Work by the Congressional Research Service, the nonpartisan policy analysis arm of Congress, goes at least partway toward addressing Steurele’s concern. A 2011 report chose two points at the same place in the economic cycle, 1996 and 2006. It also factored in taxes and if its results are not exactly comparable to the Saez article, they point in the same direction.
“The poorest tax filers (the bottom one-fifth) saw average after-tax income fall by 6 percent between 1996 and 2006,” the report said. While “the richest 1 percent of tax filers experienced a 74 percent increase in after-tax income.”
The main reason for the widening gap was the rapid growth in capital gains and dividends income among the wealthy, the Congressional Research Service concluded.
Our ruling
Scarborough said that under Obama, 95 percent of the economic gains have gone to the top 1 percent of earners.
To be clear, we saw no evidence that Scarborough was blaming Obama, so we’re only evaluating the numbers.

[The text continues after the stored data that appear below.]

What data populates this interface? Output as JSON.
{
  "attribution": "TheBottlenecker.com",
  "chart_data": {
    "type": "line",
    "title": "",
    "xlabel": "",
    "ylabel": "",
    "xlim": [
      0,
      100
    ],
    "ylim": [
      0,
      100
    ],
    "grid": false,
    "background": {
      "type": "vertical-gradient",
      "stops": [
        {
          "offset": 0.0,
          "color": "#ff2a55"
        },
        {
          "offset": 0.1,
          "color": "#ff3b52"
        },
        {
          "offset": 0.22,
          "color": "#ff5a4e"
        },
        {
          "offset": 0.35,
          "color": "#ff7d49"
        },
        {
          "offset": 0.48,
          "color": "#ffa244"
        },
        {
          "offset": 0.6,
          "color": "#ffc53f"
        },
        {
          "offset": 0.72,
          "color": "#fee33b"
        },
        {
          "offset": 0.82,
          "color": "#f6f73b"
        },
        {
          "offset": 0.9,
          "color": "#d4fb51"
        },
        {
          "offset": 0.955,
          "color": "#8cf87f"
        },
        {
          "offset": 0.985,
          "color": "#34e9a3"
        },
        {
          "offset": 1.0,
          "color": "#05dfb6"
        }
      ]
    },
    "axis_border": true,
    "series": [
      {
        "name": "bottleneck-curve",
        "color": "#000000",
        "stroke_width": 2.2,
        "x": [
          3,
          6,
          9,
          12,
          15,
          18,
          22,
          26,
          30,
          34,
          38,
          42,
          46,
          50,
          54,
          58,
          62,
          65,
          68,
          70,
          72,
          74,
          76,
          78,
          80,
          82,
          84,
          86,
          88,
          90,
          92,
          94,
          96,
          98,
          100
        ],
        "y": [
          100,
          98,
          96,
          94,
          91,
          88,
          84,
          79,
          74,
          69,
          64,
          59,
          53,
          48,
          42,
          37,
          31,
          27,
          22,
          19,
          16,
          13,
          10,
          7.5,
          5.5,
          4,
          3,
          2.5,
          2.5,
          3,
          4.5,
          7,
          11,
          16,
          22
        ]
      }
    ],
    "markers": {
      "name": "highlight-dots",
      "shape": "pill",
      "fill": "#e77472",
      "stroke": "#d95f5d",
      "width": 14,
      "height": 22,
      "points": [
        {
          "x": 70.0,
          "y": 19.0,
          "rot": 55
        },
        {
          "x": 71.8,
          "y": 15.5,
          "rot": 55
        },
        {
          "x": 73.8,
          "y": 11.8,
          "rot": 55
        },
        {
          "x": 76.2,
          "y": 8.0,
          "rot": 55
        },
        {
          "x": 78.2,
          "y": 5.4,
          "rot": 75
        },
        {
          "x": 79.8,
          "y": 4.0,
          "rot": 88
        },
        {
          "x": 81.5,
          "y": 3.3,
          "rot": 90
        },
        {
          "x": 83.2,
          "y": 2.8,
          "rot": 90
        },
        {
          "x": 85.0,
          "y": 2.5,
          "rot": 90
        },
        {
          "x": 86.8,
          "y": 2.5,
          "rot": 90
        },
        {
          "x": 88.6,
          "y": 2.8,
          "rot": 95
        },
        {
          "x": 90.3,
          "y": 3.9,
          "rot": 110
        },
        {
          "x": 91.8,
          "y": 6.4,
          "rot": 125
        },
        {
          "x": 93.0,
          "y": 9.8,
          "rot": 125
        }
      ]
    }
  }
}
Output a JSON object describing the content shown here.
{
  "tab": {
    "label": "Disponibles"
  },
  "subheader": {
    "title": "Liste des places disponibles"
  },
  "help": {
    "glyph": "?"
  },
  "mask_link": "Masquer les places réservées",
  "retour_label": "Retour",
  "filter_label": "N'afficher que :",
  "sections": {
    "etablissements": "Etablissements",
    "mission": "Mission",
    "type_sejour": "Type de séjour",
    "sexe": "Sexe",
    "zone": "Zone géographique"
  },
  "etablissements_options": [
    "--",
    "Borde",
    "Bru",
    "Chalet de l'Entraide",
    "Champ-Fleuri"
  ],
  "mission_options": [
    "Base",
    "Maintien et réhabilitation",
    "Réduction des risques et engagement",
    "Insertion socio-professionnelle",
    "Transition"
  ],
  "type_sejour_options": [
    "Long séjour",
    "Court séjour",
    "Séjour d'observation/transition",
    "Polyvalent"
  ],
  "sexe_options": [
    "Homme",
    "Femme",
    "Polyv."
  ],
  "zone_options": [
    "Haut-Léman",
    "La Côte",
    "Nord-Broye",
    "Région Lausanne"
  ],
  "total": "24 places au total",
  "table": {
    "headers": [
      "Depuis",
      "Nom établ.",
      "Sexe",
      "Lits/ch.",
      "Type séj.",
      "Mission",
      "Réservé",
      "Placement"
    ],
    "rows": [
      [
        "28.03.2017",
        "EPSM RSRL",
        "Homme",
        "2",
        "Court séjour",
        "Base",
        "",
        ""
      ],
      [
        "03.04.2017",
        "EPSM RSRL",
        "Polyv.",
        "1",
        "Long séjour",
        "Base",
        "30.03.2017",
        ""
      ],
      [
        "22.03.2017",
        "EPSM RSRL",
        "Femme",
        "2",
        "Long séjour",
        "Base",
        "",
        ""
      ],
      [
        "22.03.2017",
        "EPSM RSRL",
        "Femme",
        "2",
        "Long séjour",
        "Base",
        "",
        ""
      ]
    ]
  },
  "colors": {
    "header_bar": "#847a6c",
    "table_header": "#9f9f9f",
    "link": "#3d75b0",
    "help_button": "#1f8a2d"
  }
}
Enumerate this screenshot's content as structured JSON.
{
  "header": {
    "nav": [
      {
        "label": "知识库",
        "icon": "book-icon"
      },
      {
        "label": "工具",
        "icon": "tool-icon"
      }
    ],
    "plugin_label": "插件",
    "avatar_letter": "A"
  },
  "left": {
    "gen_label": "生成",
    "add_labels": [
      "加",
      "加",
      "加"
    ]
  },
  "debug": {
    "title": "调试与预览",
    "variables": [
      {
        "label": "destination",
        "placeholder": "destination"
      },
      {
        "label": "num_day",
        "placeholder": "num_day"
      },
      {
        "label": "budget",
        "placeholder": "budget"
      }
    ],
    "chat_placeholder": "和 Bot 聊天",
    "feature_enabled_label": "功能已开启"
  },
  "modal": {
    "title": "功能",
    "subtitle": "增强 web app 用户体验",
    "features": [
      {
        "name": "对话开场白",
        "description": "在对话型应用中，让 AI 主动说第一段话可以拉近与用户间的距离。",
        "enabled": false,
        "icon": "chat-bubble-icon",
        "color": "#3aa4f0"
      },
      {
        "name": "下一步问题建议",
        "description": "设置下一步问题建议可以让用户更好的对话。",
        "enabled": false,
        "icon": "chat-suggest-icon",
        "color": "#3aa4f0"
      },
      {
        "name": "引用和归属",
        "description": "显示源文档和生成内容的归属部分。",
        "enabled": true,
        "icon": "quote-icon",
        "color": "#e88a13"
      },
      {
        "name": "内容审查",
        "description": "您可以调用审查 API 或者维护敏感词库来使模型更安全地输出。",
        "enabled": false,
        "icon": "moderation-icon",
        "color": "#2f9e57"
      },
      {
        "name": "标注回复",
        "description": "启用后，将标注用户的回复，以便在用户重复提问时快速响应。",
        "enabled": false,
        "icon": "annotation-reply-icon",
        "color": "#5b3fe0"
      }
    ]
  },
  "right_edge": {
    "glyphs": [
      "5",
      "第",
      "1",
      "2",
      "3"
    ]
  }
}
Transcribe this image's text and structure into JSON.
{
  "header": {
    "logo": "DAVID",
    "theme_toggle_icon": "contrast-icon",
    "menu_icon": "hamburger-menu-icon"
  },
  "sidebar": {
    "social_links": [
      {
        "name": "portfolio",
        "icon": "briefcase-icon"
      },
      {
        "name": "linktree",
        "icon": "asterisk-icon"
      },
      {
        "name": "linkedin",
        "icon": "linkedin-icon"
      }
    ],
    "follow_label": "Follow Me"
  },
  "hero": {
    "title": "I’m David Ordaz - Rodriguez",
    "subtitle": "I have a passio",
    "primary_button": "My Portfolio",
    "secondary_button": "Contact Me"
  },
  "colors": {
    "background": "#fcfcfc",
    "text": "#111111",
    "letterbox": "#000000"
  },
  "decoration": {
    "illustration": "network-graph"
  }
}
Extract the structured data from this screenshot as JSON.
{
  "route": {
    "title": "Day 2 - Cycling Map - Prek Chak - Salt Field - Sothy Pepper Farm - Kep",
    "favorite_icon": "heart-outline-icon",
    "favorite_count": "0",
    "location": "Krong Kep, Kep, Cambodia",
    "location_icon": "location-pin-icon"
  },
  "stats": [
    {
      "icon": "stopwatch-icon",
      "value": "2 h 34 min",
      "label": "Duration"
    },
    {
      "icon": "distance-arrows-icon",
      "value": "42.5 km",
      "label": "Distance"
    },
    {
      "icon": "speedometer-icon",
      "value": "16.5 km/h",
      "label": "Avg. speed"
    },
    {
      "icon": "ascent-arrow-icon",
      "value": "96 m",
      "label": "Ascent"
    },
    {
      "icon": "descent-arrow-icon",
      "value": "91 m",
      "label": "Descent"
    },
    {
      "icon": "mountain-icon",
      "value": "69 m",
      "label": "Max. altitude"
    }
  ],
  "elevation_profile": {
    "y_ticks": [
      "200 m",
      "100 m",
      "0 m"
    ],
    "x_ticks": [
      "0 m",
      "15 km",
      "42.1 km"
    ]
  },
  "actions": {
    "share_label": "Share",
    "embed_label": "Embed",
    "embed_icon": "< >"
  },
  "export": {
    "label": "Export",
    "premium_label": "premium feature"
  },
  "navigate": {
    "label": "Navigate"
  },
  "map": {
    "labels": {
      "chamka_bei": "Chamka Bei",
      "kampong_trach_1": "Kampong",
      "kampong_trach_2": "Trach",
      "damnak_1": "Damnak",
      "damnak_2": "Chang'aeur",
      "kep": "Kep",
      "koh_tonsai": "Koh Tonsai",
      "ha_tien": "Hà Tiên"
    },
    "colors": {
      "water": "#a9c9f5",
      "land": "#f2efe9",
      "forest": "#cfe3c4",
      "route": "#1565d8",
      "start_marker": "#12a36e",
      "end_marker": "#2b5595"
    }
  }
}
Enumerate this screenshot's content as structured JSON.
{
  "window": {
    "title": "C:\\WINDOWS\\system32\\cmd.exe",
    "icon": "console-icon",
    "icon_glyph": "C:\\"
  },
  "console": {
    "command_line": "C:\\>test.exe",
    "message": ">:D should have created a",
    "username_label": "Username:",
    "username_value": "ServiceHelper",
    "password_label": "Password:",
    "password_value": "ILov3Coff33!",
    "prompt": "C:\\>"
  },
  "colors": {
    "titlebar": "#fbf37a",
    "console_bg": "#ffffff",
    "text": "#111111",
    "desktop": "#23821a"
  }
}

Scarborough accurately reflected the findings of a much publicized report from Saez, a Berkeley economist. Other studies confirm the overall trend in that report, although the disparities in gains between the wealthiest Americans and everyone else are not always as large as Scarborough said and depend on how you define income.
Scarborough’s statement is accurate but in need of clarification. We rate it Mostly True.